The release of six foreign medical workers today is a very welcome move that brings an end to a case that has been riddled with injustice and caused enormous suffering to all involved — the six medics who were twice sentenced to death and the families of children who became infected with HIV at a Benghazi hospital.”This is a welcome decision on the part of the Libyan authorities,” said Malcolm Smart, Director of Amnesty International’s Middle East and North Africa Programme. “They should now proceed to implementing much-needed reforms to the criminal justice system to ensure that nothing like this can ever happen again in Libya.”
The release of the medics — five Bulgarian nurses and a Palestinian doctor who was given Bulgarian citizenship last month — was reportedly sealed following a deal struck between Libya and the EU to improve ties. Formally, the medics were transferred to Bulgaria by Libya under a prisoner exchange agreement between the two countries and then pardoned soon after their arrival by Bulgarian President Georgi Parvanov.

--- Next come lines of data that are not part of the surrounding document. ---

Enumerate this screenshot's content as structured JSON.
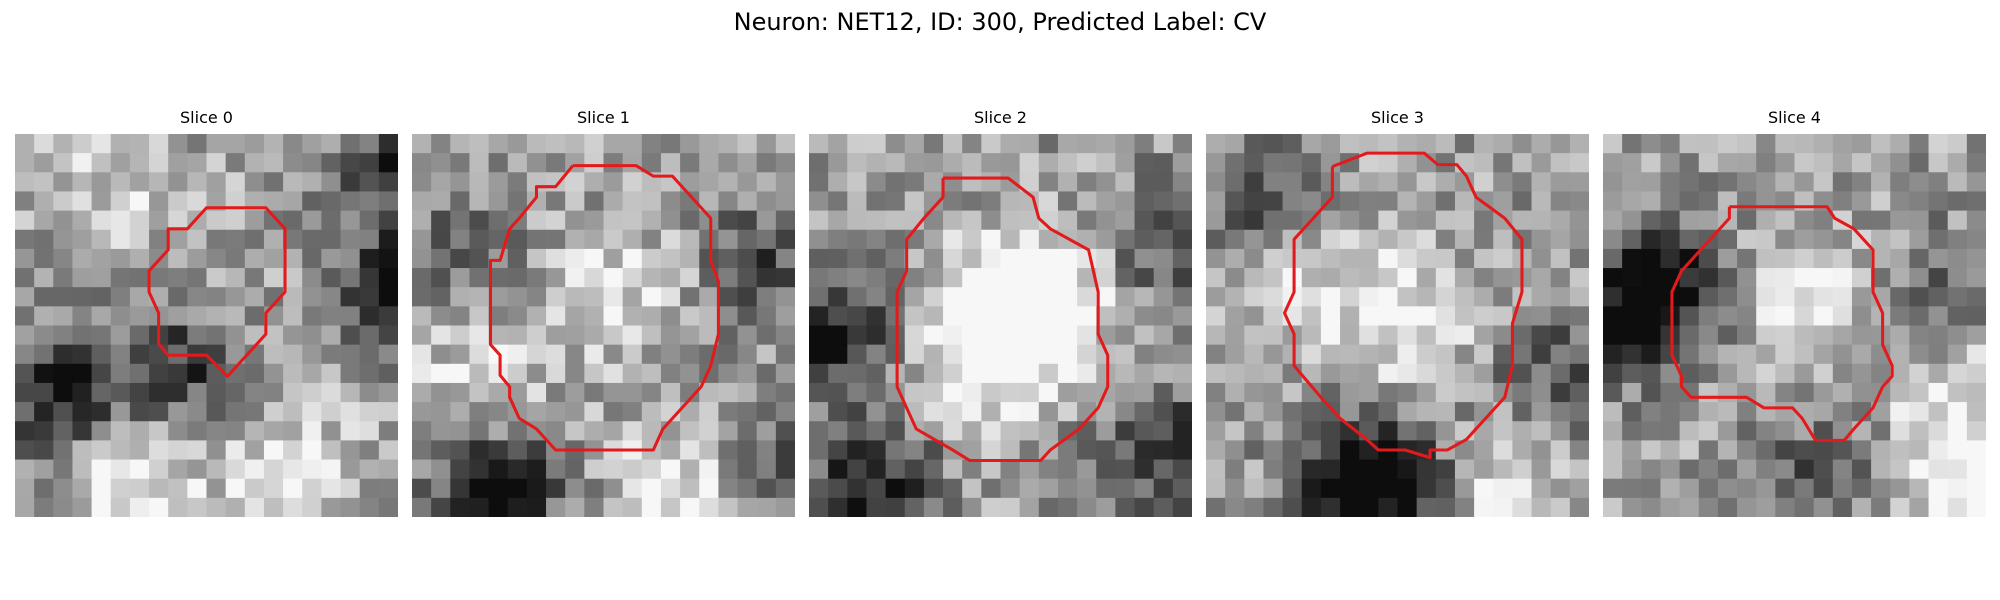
{
  "figure": {
    "title": "Neuron: NET12, ID: 300, Predicted Label: CV"
  },
  "contour_color": "#e31a1c",
  "slices": [
    {
      "title": "Slice 0",
      "image": "grayscale EM patch: dark band on right, dark strip lower-left; small darker blob enclosed",
      "contour": [
        [
          11.7,
          3.85
        ],
        [
          13.1,
          3.85
        ],
        [
          14.1,
          4.95
        ],
        [
          14.1,
          8.25
        ],
        [
          13.1,
          9.35
        ],
        [
          13.1,
          10.45
        ],
        [
          12.1,
          11.55
        ],
        [
          11.1,
          12.65
        ],
        [
          10.0,
          11.55
        ],
        [
          8.0,
          11.55
        ],
        [
          7.5,
          10.95
        ],
        [
          7.5,
          9.35
        ],
        [
          7.0,
          8.25
        ],
        [
          7.0,
          7.15
        ],
        [
          8.0,
          6.05
        ],
        [
          8.0,
          4.95
        ],
        [
          9.0,
          4.95
        ],
        [
          10.0,
          3.85
        ],
        [
          11.7,
          3.85
        ]
      ],
      "dark": [
        [
          20,
          8,
          0.7
        ],
        [
          26,
          12,
          0.6
        ],
        [
          22,
          20,
          0.6
        ],
        [
          8,
          12,
          0.4
        ],
        [
          2,
          13,
          0.5
        ],
        [
          20,
          1,
          0.5
        ]
      ],
      "light": [
        [
          6,
          18,
          0.35
        ],
        [
          14,
          17,
          0.3
        ],
        [
          5,
          2,
          0.2
        ]
      ]
    },
    {
      "title": "Slice 1",
      "image": "grayscale EM patch with large round vesicle-like region enclosed by contour",
      "contour": [
        [
          8.4,
          1.65
        ],
        [
          11.7,
          1.65
        ],
        [
          12.6,
          2.2
        ],
        [
          13.6,
          2.2
        ],
        [
          15.6,
          4.4
        ],
        [
          15.6,
          6.6
        ],
        [
          16.0,
          7.7
        ],
        [
          16.0,
          10.45
        ],
        [
          15.6,
          12.1
        ],
        [
          15.1,
          13.2
        ],
        [
          14.1,
          14.3
        ],
        [
          13.1,
          15.4
        ],
        [
          12.6,
          16.5
        ],
        [
          7.5,
          16.5
        ],
        [
          6.5,
          15.4
        ],
        [
          5.6,
          14.85
        ],
        [
          5.1,
          13.75
        ],
        [
          5.1,
          13.2
        ],
        [
          4.6,
          12.6
        ],
        [
          4.6,
          11.55
        ],
        [
          4.1,
          11.0
        ],
        [
          4.1,
          6.6
        ],
        [
          4.6,
          6.6
        ],
        [
          5.1,
          4.95
        ],
        [
          5.6,
          4.4
        ],
        [
          6.5,
          3.3
        ],
        [
          6.5,
          2.75
        ],
        [
          7.5,
          2.75
        ],
        [
          8.4,
          1.65
        ]
      ],
      "dark": [
        [
          4,
          18,
          0.6
        ],
        [
          18,
          17,
          0.3
        ],
        [
          2,
          6,
          0.25
        ],
        [
          18,
          6,
          0.3
        ]
      ],
      "light": [
        [
          10,
          8,
          0.25
        ],
        [
          14,
          18,
          0.35
        ],
        [
          3,
          12,
          0.25
        ]
      ]
    },
    {
      "title": "Slice 2",
      "image": "grayscale EM patch with bright round region in center enclosed by contour",
      "contour": [
        [
          7.0,
          2.3
        ],
        [
          10.4,
          2.3
        ],
        [
          11.7,
          3.3
        ],
        [
          12.0,
          4.4
        ],
        [
          12.6,
          4.95
        ],
        [
          14.6,
          6.05
        ],
        [
          15.1,
          8.25
        ],
        [
          15.1,
          10.45
        ],
        [
          15.6,
          11.55
        ],
        [
          15.6,
          13.2
        ],
        [
          15.1,
          14.3
        ],
        [
          14.1,
          15.4
        ],
        [
          12.6,
          16.5
        ],
        [
          12.1,
          17.05
        ],
        [
          8.4,
          17.05
        ],
        [
          7.5,
          16.5
        ],
        [
          5.6,
          15.4
        ],
        [
          5.1,
          14.3
        ],
        [
          4.6,
          13.2
        ],
        [
          4.6,
          12.65
        ],
        [
          4.6,
          8.25
        ],
        [
          5.1,
          7.15
        ],
        [
          5.1,
          5.5
        ],
        [
          6.0,
          4.4
        ],
        [
          7.0,
          3.3
        ],
        [
          7.0,
          2.3
        ]
      ],
      "dark": [
        [
          1,
          10,
          0.5
        ],
        [
          3,
          18,
          0.55
        ],
        [
          18,
          16,
          0.4
        ],
        [
          18,
          5,
          0.3
        ]
      ],
      "light": [
        [
          10,
          9,
          0.45
        ],
        [
          8,
          11,
          0.3
        ],
        [
          12,
          8,
          0.35
        ]
      ]
    },
    {
      "title": "Slice 3",
      "image": "grayscale EM patch with large bright round region enclosed by contour, dark area at bottom",
      "contour": [
        [
          6.6,
          1.7
        ],
        [
          8.4,
          1.0
        ],
        [
          11.4,
          1.0
        ],
        [
          12.1,
          1.6
        ],
        [
          13.1,
          1.6
        ],
        [
          13.6,
          2.2
        ],
        [
          14.1,
          3.3
        ],
        [
          15.6,
          4.4
        ],
        [
          16.5,
          5.5
        ],
        [
          16.5,
          8.25
        ],
        [
          16.0,
          9.9
        ],
        [
          16.0,
          12.1
        ],
        [
          15.6,
          13.75
        ],
        [
          14.6,
          14.85
        ],
        [
          13.6,
          15.95
        ],
        [
          12.6,
          16.5
        ],
        [
          11.7,
          16.5
        ],
        [
          11.7,
          16.9
        ],
        [
          10.4,
          16.5
        ],
        [
          9.0,
          16.5
        ],
        [
          8.4,
          15.95
        ],
        [
          7.0,
          14.85
        ],
        [
          6.0,
          13.75
        ],
        [
          4.6,
          12.1
        ],
        [
          4.6,
          10.45
        ],
        [
          4.1,
          9.35
        ],
        [
          4.6,
          8.25
        ],
        [
          4.6,
          5.5
        ],
        [
          5.6,
          4.4
        ],
        [
          6.6,
          3.3
        ],
        [
          6.6,
          1.7
        ]
      ],
      "dark": [
        [
          7,
          17,
          0.55
        ],
        [
          10,
          18,
          0.45
        ],
        [
          2,
          3,
          0.3
        ],
        [
          18,
          12,
          0.3
        ]
      ],
      "light": [
        [
          10,
          9,
          0.35
        ],
        [
          14,
          19,
          0.3
        ],
        [
          4,
          8,
          0.25
        ]
      ]
    },
    {
      "title": "Slice 4",
      "image": "grayscale EM patch with dark left region and bright round region enclosed by contour",
      "contour": [
        [
          6.6,
          3.8
        ],
        [
          8.4,
          3.8
        ],
        [
          11.7,
          3.8
        ],
        [
          12.1,
          4.4
        ],
        [
          13.1,
          4.95
        ],
        [
          14.1,
          6.05
        ],
        [
          14.1,
          8.25
        ],
        [
          14.6,
          9.35
        ],
        [
          14.6,
          11.0
        ],
        [
          15.1,
          12.1
        ],
        [
          15.1,
          12.65
        ],
        [
          14.6,
          13.2
        ],
        [
          14.1,
          14.3
        ],
        [
          13.1,
          15.4
        ],
        [
          12.6,
          16.0
        ],
        [
          11.1,
          16.0
        ],
        [
          10.4,
          14.85
        ],
        [
          9.9,
          14.3
        ],
        [
          8.4,
          14.3
        ],
        [
          7.5,
          13.75
        ],
        [
          4.6,
          13.75
        ],
        [
          4.1,
          13.2
        ],
        [
          4.1,
          12.65
        ],
        [
          3.6,
          11.55
        ],
        [
          3.6,
          8.25
        ],
        [
          4.1,
          7.15
        ],
        [
          4.6,
          6.6
        ],
        [
          5.6,
          5.5
        ],
        [
          6.6,
          4.4
        ],
        [
          6.6,
          3.8
        ]
      ],
      "dark": [
        [
          1,
          9,
          0.6
        ],
        [
          3,
          7,
          0.35
        ],
        [
          17,
          8,
          0.3
        ],
        [
          11,
          17,
          0.25
        ]
      ],
      "light": [
        [
          19,
          18,
          0.45
        ],
        [
          10,
          8,
          0.3
        ],
        [
          18,
          13,
          0.25
        ]
      ]
    }
  ]
}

The release follows a decision last week by Libya’s Supreme Council of Judicial Bodies to commute the death sentences that had originally been imposed on the medics in 2004 after they were convicted of deliberately infecting over 400 Libyan children with HIV.
The six consistently denied the charge and allege that they were tortured in detention to make them “confess”. Their first death sentence was overturned on appeal by the Supreme Court, but they were again convicted and sentenced to death after a second trial in 2006. Negotiations, in which the Gaddafi Development Foundation, headed by one of Libyan leader Mu’ammar al-Gaddafi’s sons, reportedly played a key role, resulted in agreement that the families of the children infected with HIV should benefit financially from an international fund in return for the death sentences against the doctor and nurses being commuted.
Amnesty International welcomed the commutation of the death sentences last week but criticized the life prison terms that were substituted and reiterated its appeal for the medics to be released and reunited with their families.